Human Genome's shares fall 29% after it reports lupus therapy results


Shares of Human Genome Sciences Inc. fell nearly 30 percent yesterday, the second-biggest percentage decliner on the Nasdaq stock market, after the Rockville biotech company reported disappointing clinical trial results for an experimental lupus treatment.

The company's stock closed at $9.87, down from $13.97 a day earlier. With nearly 50 million shares sold yesterday, it traded at 20 times its average volume. That made Human Genome the fourth-most-active stock on the Nasdaq, between computer giants Microsoft Corp. and Cisco Systems Inc.

The Wall Street reaction bewildered the company, which has been behaving lately like a business on the way up. It granted large raises to some top executives in August, and last month, with Gov.
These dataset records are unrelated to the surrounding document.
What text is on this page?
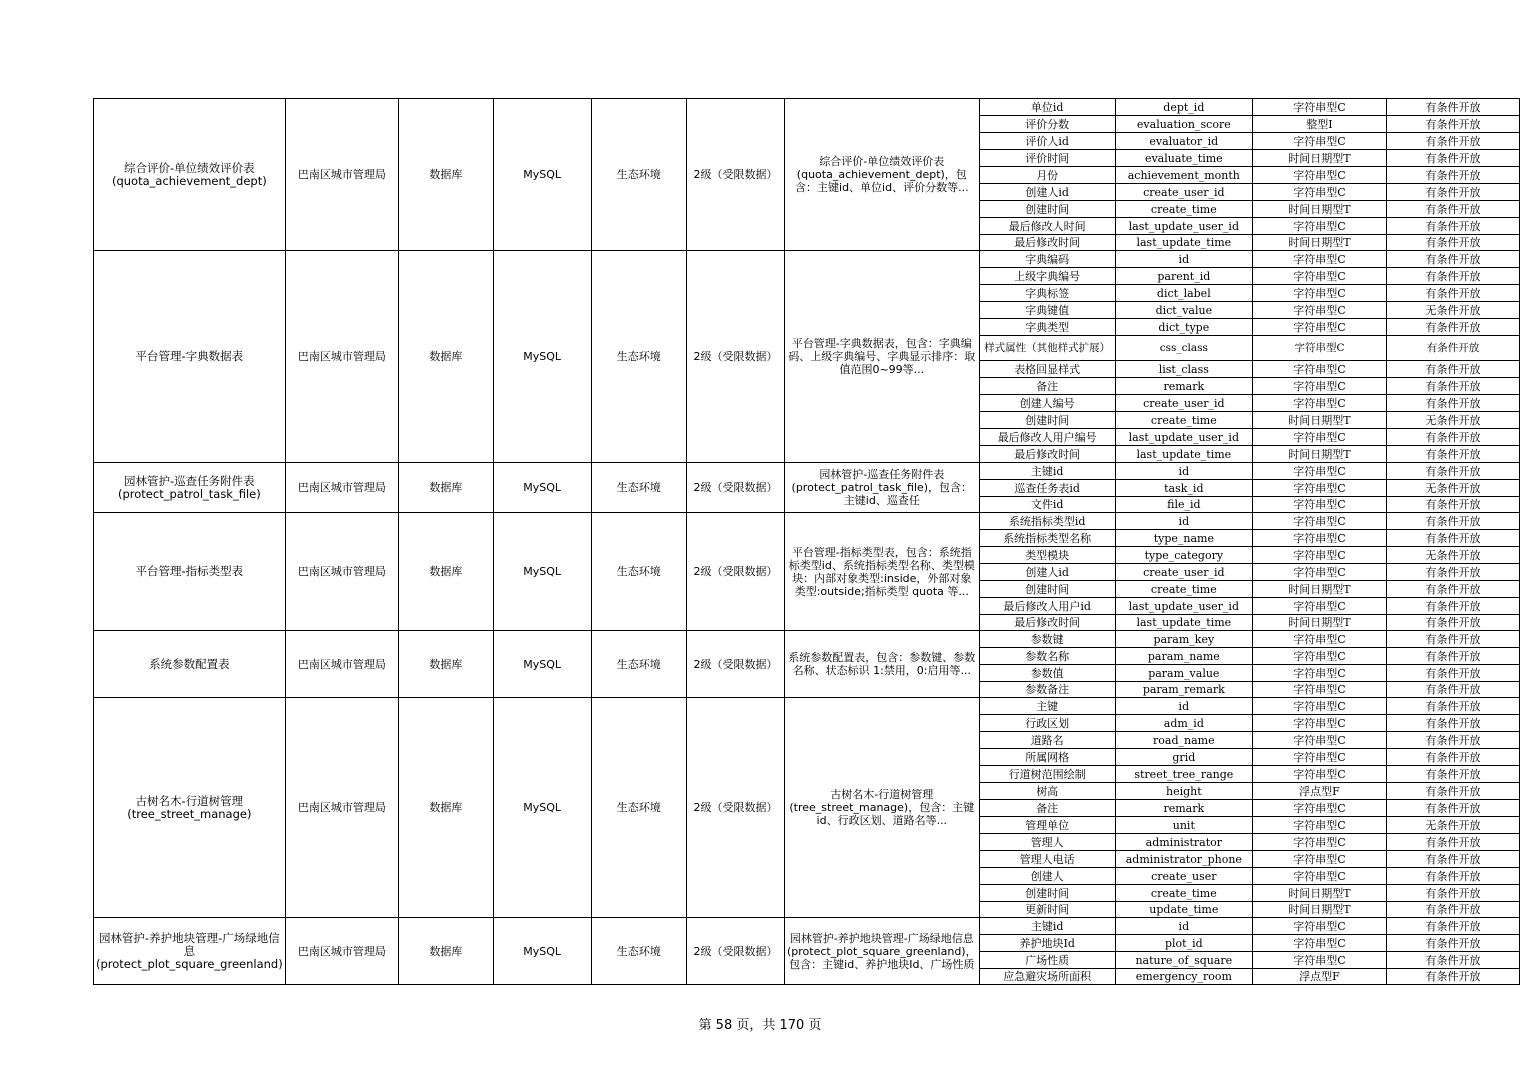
综合评价-单位绩效评价表(quota_achievement_dept)	巴南区城市管理局	数据库	MySQL	生态环境	2级（受限数据）	综合评价-单位绩效评价表(quota_achievement_dept)，包含：主键id、单位id、评价分数等...	单位id	dept_id	字符串型C	有条件开放
							评价分数	evaluation_score	整型I	有条件开放
							评价人id	evaluator_id	字符串型C	有条件开放
							评价时间	evaluate_time	时间日期型T	有条件开放
							月份	achievement_month	字符串型C	有条件开放
							创建人id	create_user_id	字符串型C	有条件开放
							创建时间	create_time	时间日期型T	有条件开放
							最后修改人时间	last_update_user_id	字符串型C	有条件开放
							最后修改时间	last_update_time	时间日期型T	有条件开放
平台管理-字典数据表	巴南区城市管理局	数据库	MySQL	生态环境	2级（受限数据）	平台管理-字典数据表，包含：字典编码、上级字典编号、字典显示排序：取值范围0~99等...	字典编码	id	字符串型C	有条件开放
							上级字典编号	parent_id	字符串型C	有条件开放
							字典标签	dict_label	字符串型C	有条件开放
							字典键值	dict_value	字符串型C	无条件开放
							字典类型	dict_type	字符串型C	有条件开放
							样式属性（其他样式扩展）	css_class	字符串型C	有条件开放
							表格回显样式	list_class	字符串型C	有条件开放
							备注	remark	字符串型C	有条件开放
							创建人编号	create_user_id	字符串型C	有条件开放
							创建时间	create_time	时间日期型T	无条件开放
							最后修改人用户编号	last_update_user_id	字符串型C	有条件开放
							最后修改时间	last_update_time	时间日期型T	有条件开放
园林管护-巡查任务附件表(protect_patrol_task_file)	巴南区城市管理局	数据库	MySQL	生态环境	2级（受限数据）	园林管护-巡查任务附件表(protect_patrol_task_file)，包含：主键id、巡查任	主键id	id	字符串型C	有条件开放
							巡查任务表id	task_id	字符串型C	无条件开放
							文件id	file_id	字符串型C	有条件开放
平台管理-指标类型表	巴南区城市管理局	数据库	MySQL	生态环境	2级（受限数据）	平台管理-指标类型表，包含：系统指标类型id、系统指标类型名称、类型模块：内部对象类型:inside，外部对象类型:outside;指标类型 quota 等...	系统指标类型id	id	字符串型C	有条件开放
							系统指标类型名称	type_name	字符串型C	有条件开放
							类型模块	type_category	字符串型C	无条件开放
							创建人id	create_user_id	字符串型C	有条件开放
							创建时间	create_time	时间日期型T	有条件开放
							最后修改人用户id	last_update_user_id	字符串型C	有条件开放
							最后修改时间	last_update_time	时间日期型T	有条件开放
系统参数配置表	巴南区城市管理局	数据库	MySQL	生态环境	2级（受限数据）	系统参数配置表，包含：参数键、参数名称、状态标识 1:禁用，0:启用等...	参数键	param_key	字符串型C	有条件开放
							参数名称	param_name	字符串型C	有条件开放
							参数值	param_value	字符串型C	有条件开放
							参数备注	param_remark	字符串型C	有条件开放
古树名木-行道树管理(tree_street_manage)	巴南区城市管理局	数据库	MySQL	生态环境	2级（受限数据）	古树名木-行道树管理(tree_street_manage)，包含：主键id、行政区划、道路名等...	主键	id	字符串型C	有条件开放
							行政区划	adm_id	字符串型C	有条件开放
							道路名	road_name	字符串型C	有条件开放
							所属网格	grid	字符串型C	有条件开放
							行道树范围绘制	street_tree_range	字符串型C	有条件开放
							树高	height	浮点型F	有条件开放
							备注	remark	字符串型C	有条件开放
							管理单位	unit	字符串型C	无条件开放
							管理人	administrator	字符串型C	有条件开放
							管理人电话	administrator_phone	字符串型C	有条件开放
							创建人	create_user	字符串型C	有条件开放
							创建时间	create_time	时间日期型T	有条件开放
							更新时间	update_time	时间日期型T	有条件开放
园林管护-养护地块管理-广场绿地信息(protect_plot_square_greenland)	巴南区城市管理局	数据库	MySQL	生态环境	2级（受限数据）	园林管护-养护地块管理-广场绿地信息(protect_plot_square_greenland)，包含：主键id、养护地块Id、广场性质	主键id	id	字符串型C	有条件开放
							养护地块Id	plot_id	字符串型C	有条件开放
							广场性质	nature_of_square	字符串型C	有条件开放
							应急避灾场所面积	emergency_room	浮点型F	有条件开放
第 58 页，共 170 页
Robert L. Ehrlich Jr. and other top state officials in attendance, unveiled a $230 million manufacturing plant.

"We actually are quite pleased with this outcome," Human Genome Sciences spokesman Jerry Parrott said yesterday of the trial results.

He declined to comment on investor mind-set, saying only "there's a level to which people are not interested in the details."

While Human Genome Sciences has no marketed products, it has several in various clinical trials.

At the top of the heap, and closest to commercialization, has been LymphoStat-B, which is being tested as a treatment for both rheumatoid arthritis and a life-threatening form of lupus called "systemic lupus erythematosus," or SLE, that affects between 200,000 and 500,000 Americans. Immune systems don't work properly in people with SLE, causing the body to attack itself and tissue to become swollen and painful.

In April, the company announced LymphoStat-B had done well in a midstage clinical trial of patients with rheumatoid arthritis, which gave the stock price a 22-cent bump. But yesterday's lupus news - that the developing drug was safe, well-tolerated, but slower to take effect than thought and effective on just a subset of the lupus population - caused a landslide in the price nearly back to its level last spring.

"Wow," was about all Brad Miles could say. His company, Cambridge Antibody Technology, based in England, isolated the particular protein that makes up LymphoStat-B and licensed it to Human Genome for development.

He wondered about an overreaction: "People are viewing it as a negative even though the subgroup has some benefit."

Lupus is not a well-studied disease. It's been nearly 40 years since the Food and Drug Administration last approved a treatment for it. Few companies have been interested in taking on the challenge of creating a new treatment.

"We're basically plowing new ground," Parrott said. "It's not like there are other studies."

Human Genome Sciences had expected to see patient improvement at a 24-week point, but instead saw improvement at 52 weeks, which the FDA considers an acceptable amount of time. The company was also hoping for less frequent disease flare-ups, which can include inflamed muscles and joints and attacks to the kidneys, heart and lungs.

"We have indeed learned a lot here," David C. Stump, the company's executive vice president for drug development, said yesterday during a conference call. "I'm encouraged."

In August, Stump received a $100,000 annual raise, according to Securities and Exchange Commission documents, bringing his salary to $430,000 before a bonus. Two other executive vice presidents received $40,000 raises that month: general counsel James H. Davis and Chief Financial Officer Steven C. Mayer.

Because of the study, Human Genome Chief Executive Officer H. Thomas Watkins said the company has a better idea of how to tailor the next trial and a "clear path forward."

Executives plan to proceed after discussions with the FDA and partner GlaxoSmithKline, which in July exercised an option to help develop and commercialize LymphoStat-B.

"All I can say is we're going through the data with our partner to determine the next steps for the compound," GlaxoSmithKline spokesman Rick Koenig said.

At least one analyst who follows Human Genome thinks they should plow ahead. David Witzke of Banc of America Securities Equity Research wrote: "We believe there is good probability of success in [the next trial] and would be aggressive buyers at current levels."